Last week we began a series on 7 reasons churches fail at fundraising, and what to do about it. Specifically we mentioned:

  1. The pastor and church leadership who establish unrealistic goals, and have nothing to back those goals beyond needs or wants.

As fundraising consultants, we recommend that churches begin the campaign process with a planning study to help determine both the capacity and the will of church members to achieve the goal. Conducting such a study also helps church leaders determine exactly what a reasonable goal is. 

  1. Churches that are not teachable because the leaders believe they are experts in every area.

To address this we recommended that churches not only hire outside counsel to help them with the campaign, but also listen to that counsel. A good consultant can save you time and energy and help you increase donations as a result of their experience.

Now today, we’ll look at a few more reasons that churches fail in fundraising and what churches can do about it.

  1. The church leadership approaches the campaign casually and they lack a comprehensive campaign plan.

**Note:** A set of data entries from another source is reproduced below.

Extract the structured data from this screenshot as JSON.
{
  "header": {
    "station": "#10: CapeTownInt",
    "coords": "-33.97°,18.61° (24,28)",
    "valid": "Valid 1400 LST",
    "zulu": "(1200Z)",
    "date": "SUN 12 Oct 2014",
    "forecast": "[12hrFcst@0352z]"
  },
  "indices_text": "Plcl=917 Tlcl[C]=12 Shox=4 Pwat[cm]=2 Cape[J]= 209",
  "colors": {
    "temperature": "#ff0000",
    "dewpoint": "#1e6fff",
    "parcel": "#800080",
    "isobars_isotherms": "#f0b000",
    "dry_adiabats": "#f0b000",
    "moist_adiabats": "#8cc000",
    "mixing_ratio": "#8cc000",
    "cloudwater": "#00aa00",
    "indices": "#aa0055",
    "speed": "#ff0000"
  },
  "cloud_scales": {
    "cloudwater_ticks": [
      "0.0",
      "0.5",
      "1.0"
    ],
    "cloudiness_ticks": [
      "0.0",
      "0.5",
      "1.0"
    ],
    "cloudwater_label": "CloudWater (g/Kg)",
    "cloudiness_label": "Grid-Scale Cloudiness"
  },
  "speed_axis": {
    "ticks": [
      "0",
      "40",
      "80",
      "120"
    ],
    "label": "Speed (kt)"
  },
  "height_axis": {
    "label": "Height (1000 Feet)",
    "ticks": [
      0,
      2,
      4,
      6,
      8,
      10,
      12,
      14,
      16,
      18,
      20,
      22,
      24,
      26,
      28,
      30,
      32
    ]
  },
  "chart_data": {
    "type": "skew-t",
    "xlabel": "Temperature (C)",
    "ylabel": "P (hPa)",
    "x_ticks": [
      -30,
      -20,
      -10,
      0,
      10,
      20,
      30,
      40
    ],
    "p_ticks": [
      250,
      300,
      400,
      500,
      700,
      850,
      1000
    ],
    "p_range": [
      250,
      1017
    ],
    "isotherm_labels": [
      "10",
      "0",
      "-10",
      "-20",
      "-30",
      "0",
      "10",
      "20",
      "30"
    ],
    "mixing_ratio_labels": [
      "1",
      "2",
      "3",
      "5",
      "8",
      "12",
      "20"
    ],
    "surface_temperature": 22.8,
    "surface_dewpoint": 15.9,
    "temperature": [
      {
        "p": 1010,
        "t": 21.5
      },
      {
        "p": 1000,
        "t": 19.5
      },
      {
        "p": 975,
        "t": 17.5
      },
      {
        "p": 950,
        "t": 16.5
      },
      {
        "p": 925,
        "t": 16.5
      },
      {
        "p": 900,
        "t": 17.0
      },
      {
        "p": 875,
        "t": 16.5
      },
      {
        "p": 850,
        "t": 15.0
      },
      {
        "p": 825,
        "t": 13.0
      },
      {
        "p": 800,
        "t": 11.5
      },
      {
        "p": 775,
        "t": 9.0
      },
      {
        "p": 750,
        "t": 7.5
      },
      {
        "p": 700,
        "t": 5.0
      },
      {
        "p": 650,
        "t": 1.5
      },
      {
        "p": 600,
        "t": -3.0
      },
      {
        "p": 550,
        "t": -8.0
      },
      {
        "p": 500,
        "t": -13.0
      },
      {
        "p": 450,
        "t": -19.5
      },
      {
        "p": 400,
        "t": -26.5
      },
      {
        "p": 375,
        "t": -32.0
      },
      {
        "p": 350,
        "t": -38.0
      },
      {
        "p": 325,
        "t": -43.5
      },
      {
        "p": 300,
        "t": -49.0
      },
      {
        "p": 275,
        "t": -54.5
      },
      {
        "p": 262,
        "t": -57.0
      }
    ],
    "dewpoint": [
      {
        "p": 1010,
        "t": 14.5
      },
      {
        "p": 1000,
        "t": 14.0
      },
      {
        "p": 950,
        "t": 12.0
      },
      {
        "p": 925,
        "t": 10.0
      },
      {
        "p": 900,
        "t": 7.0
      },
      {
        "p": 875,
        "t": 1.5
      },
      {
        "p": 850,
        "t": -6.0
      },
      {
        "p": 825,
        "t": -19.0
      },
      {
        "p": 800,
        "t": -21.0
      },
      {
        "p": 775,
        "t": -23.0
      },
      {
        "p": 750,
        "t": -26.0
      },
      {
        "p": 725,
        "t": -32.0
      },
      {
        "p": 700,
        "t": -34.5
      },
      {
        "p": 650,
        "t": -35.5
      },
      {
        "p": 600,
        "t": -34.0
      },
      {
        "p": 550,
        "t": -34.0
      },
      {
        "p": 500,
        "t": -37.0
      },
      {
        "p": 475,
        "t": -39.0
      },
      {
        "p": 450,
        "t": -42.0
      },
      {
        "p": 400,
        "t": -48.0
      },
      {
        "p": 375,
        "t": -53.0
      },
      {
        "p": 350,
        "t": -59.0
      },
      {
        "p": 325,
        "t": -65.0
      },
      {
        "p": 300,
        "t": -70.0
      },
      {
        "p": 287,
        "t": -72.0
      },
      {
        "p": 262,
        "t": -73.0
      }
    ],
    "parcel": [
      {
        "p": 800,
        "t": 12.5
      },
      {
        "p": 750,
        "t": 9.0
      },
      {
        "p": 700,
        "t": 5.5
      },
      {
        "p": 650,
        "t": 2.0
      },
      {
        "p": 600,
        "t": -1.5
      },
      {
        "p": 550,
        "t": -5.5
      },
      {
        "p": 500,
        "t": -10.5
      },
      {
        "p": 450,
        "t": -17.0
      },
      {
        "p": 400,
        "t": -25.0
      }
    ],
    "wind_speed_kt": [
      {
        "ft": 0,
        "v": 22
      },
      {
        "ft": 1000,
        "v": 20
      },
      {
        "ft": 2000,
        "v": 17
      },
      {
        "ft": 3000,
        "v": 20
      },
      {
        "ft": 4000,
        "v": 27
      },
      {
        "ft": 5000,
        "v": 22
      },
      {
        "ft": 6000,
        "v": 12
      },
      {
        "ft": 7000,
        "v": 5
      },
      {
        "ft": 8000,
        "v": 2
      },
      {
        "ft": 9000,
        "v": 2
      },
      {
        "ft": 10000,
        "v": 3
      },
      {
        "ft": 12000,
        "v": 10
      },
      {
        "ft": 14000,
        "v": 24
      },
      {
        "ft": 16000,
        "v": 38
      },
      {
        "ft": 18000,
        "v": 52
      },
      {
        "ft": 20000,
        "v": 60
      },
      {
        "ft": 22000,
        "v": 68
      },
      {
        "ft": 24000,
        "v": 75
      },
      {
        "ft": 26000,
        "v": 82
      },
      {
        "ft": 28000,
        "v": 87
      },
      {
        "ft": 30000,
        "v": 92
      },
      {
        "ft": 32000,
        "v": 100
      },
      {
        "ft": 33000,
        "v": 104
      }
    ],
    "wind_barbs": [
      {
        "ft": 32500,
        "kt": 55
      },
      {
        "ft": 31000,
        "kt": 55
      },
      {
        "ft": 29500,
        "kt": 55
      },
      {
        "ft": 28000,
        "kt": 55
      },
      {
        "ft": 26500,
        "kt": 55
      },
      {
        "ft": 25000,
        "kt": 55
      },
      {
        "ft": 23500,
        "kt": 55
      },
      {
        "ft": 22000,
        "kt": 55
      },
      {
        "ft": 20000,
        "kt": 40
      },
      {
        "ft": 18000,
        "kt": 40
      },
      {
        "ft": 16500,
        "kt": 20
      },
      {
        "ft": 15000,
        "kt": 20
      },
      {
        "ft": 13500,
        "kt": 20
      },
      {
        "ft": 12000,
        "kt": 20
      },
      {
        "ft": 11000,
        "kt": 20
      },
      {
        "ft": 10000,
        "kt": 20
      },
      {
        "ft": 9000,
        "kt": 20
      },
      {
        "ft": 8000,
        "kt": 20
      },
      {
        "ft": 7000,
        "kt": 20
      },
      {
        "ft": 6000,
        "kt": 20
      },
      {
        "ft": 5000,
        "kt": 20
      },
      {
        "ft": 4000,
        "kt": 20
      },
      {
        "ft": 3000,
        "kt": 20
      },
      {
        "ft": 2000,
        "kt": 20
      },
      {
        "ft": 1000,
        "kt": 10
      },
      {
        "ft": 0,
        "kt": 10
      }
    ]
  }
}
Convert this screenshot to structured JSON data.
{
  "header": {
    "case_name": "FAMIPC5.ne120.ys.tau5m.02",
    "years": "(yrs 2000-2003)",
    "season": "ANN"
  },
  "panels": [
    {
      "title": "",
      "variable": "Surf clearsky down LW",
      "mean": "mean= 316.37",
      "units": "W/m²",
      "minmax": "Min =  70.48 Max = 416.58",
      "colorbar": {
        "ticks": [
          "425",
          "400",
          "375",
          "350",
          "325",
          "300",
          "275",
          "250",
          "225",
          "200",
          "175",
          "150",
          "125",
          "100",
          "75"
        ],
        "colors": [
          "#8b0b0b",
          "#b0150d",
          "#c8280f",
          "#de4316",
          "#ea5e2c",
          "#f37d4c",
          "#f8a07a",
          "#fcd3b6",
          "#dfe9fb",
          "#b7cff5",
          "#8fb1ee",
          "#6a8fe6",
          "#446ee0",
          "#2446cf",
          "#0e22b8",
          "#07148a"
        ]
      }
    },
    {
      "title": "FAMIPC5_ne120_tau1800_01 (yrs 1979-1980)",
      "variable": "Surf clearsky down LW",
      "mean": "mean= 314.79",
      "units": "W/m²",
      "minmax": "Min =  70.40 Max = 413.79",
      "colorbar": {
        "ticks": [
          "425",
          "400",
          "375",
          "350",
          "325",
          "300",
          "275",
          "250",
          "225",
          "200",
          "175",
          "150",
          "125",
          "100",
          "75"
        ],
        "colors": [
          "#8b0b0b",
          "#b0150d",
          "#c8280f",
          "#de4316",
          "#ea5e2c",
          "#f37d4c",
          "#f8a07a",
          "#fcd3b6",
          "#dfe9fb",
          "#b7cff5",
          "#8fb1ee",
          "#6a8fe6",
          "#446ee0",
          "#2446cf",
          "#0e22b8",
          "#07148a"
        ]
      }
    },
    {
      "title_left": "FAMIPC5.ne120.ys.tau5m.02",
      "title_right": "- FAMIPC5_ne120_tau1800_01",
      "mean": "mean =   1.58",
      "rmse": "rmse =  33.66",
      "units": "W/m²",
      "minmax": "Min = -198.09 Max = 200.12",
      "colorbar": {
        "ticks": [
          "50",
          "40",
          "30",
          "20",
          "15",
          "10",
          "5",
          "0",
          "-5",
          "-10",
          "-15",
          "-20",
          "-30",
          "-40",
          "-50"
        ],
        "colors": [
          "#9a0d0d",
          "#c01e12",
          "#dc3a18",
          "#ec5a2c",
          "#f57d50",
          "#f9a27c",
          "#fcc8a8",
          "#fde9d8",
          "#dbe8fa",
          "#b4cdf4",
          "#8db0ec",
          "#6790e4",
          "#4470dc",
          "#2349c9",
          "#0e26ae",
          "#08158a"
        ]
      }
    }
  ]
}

Often churches will start a campaign by simply announcing it, talking about the projects and then having people make their commitments one Sunday. Others might be a bit more sophisticated, so they decide to visit with each church family asking them for a specific amount. However, neither method involves much of a plan nor does it work as effectively as it might. In a church, the best way to maximize results is to have volunteers working a comprehensive plan with a master schedule, communications strategies, deadlines, and more.

 In the campaigns we facilitate, there are several operational committees that we personally meet with at least twice (sometimes more) to explain their responsibilities, provide training and give them advice. Each of these committees has specific activity schedules, instructions, deadlines and prototypes for their work This committee work tends to build ownership, consensus and enthusiasm over time, and that usually translates into higher giving and motivates church members. When a church lacks this, campaign success becomes a lot more questionable.

  1. The Pastor has a hard time giving up control and empowering others to act.

One of the primary elements of successful campaigns is the involvement of church members. When we structure campaigns we have several committees of people involved. In fact, rather than have a few people do a lot of things, we have a lot of people doing a few things. This tends to build ownership and enthusiasm and stimulate giving. However, if the pastor isn’t willing to let go of the reigns and allow people to lead in some key areas, then the campaign isn’t as likely to succeed.

  1. The Pastor is reluctant to get involved and ask others for help.

The pastor may not be the only leader, but the pastor should be the primary leader. At the start and throughout the time of the campaign, the Pastor must be out front, identifying and helping recruit key committee chairs and talking about the importance of the campaign.

In addition, while the vast majority of members won’t be asked for specific amounts, there are a few lead gift prospects with whom the Pastor should visit at some point about making a major gift. Campaign leadership can accompany the Pastor, but the Pastor needs to be involved.

Without the Pastor’s involvement in some of these key activities, it’s not likely that the campaign will be successful. In fact, people shouldn’t have to ask, “where is the pastor,” or “where is the pastor on this campaign?” That should be obvious from the start!